To locate an element or its nearest value in an array, the numpy function `where` or the method `argmin` can be used.

Locate a value (actually its nearest value) using the `argmin` method.

In [41]:
# create 1D array 
arr = np.linspace( start=1, stop=10, num=10)

# locate neareste value
val    = 5.
val_id = ( np.abs(arr - val) ).argmin()

print( "arr = {0}".format( arr ) )
print( "val = {0}, result: arr[{1}] = {2}".format( 
       val, val_id, arr[val_id] ) )

arr = [  1.   2.   3.   4.   5.   6.   7.   8.   9.  10.]
val = 5.0, result: arr[4] = 5.0


Locate a value (actually its nearest value) in a multidimensional array using NumPy's `where` function.

In [42]:
# create 2D array of random floats
arr = np.random.random( size = (2,4) )

# locate nearest value
val     = .5
arr_tmp = np.abs( arr - val )
val_id  = np.where( arr_tmp == arr_tmp.min() )

# print info
print( "arr = " )
print( arr )
print( "val = {0}, result: arr[{1}] = {2}".format(
       val, val_id, arr[val_id] ) )

arr = 
[[ 0.53093458  0.44778316  0.55289309  0.59269672]
 [ 0.08085333  0.36965446  0.24215994  0.80313976]]
val = 0.5, result: arr[(array([0]), array([0]))] = [ 0.53093458]


Is can be useful sometimes to find all values larger or small than a certain quantity.

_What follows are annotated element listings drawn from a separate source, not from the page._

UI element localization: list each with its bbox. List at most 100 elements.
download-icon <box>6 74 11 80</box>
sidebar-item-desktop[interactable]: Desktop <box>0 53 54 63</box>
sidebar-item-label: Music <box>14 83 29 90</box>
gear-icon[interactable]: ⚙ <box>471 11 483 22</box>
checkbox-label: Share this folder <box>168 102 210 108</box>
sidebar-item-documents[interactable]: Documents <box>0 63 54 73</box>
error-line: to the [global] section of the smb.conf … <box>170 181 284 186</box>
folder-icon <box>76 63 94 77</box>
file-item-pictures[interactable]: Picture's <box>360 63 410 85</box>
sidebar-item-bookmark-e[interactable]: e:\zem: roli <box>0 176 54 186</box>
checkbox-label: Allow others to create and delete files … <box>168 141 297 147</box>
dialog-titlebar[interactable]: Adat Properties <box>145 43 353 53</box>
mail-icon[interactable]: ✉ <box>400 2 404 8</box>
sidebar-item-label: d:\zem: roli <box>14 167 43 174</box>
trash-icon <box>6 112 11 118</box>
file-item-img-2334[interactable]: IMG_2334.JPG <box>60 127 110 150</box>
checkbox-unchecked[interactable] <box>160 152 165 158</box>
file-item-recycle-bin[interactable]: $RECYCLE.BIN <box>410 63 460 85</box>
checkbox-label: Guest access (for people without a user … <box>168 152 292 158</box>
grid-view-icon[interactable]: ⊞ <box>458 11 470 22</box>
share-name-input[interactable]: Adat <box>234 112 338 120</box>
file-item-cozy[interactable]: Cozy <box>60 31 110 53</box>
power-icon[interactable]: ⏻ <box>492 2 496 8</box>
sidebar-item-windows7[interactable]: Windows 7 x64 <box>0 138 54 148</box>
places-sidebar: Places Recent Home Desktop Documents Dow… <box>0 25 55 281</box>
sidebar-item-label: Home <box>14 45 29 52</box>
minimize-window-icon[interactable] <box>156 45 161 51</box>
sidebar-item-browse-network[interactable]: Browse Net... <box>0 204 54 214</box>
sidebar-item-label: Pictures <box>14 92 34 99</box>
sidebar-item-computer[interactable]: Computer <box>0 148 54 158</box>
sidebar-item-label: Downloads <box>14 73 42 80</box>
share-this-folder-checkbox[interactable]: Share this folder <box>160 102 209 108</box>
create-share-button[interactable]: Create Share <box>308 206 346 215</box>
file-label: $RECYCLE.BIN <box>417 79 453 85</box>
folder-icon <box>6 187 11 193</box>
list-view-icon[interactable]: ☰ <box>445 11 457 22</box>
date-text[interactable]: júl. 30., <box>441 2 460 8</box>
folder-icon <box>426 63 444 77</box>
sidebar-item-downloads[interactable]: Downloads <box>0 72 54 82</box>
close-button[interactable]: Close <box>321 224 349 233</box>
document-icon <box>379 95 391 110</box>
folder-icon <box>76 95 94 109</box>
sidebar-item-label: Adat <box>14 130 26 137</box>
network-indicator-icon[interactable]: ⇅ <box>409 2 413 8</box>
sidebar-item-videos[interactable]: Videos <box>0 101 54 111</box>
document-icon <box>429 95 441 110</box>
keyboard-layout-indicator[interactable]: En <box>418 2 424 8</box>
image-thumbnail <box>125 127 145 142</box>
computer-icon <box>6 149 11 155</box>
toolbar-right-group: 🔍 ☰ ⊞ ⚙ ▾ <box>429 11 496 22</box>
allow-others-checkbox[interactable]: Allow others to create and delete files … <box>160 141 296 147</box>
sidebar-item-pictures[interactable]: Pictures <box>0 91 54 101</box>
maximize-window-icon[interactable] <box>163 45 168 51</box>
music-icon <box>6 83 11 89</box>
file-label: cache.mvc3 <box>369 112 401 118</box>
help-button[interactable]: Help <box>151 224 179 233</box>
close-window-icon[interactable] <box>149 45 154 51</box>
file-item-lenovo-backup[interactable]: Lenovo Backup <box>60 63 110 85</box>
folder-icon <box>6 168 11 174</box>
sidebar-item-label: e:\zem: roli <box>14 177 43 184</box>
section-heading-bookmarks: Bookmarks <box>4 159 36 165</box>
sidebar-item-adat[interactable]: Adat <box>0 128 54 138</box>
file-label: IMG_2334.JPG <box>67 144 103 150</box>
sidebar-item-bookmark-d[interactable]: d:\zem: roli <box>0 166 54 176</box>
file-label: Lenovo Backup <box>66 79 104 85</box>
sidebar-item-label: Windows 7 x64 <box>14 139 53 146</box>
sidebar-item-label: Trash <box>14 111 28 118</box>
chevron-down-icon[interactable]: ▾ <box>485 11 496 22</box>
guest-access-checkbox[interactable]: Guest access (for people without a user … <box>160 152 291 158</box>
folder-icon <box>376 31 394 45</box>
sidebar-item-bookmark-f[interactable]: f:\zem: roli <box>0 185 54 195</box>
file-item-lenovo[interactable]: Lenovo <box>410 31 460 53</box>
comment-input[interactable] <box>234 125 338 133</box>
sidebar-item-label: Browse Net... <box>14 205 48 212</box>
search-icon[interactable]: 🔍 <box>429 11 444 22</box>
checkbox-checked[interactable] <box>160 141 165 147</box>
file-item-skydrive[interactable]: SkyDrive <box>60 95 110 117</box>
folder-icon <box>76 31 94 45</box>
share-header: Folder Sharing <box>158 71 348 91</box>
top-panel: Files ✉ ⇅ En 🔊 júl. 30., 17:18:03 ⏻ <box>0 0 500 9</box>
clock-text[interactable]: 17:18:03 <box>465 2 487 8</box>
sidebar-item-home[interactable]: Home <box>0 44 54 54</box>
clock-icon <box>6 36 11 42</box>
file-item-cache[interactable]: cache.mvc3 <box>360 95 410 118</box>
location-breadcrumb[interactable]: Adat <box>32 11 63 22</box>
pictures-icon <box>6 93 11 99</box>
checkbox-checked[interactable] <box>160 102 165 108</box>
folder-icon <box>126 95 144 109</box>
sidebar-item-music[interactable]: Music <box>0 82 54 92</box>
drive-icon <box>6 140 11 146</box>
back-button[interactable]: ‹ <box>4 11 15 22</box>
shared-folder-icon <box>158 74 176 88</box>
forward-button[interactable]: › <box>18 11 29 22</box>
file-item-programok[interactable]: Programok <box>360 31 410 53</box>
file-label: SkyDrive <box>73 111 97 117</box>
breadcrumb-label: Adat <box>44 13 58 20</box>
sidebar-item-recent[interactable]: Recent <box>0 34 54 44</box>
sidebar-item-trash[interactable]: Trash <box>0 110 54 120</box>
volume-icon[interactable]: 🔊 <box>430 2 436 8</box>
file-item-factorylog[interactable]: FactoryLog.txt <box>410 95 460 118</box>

This can be done with a simple call of the `where` function.

In [43]:
# create 1D array
arr = np.linspace( start=1, stop=10, num=10 )

# locate all values larger than a certain value
val  = 5.
find = np.where( arr > val )

# print info
print( "arr = {0}".format( arr ) )
print( "val = {0}, positions = {1}, arr_values = {2}".format( 
       val, find, arr[find] ) )

arr = [  1.   2.   3.   4.   5.   6.   7.   8.   9.  10.]
val = 5.0, positions = (array([5, 6, 7, 8, 9]),), arr_values = [  6.   7.   8.   9.  10.]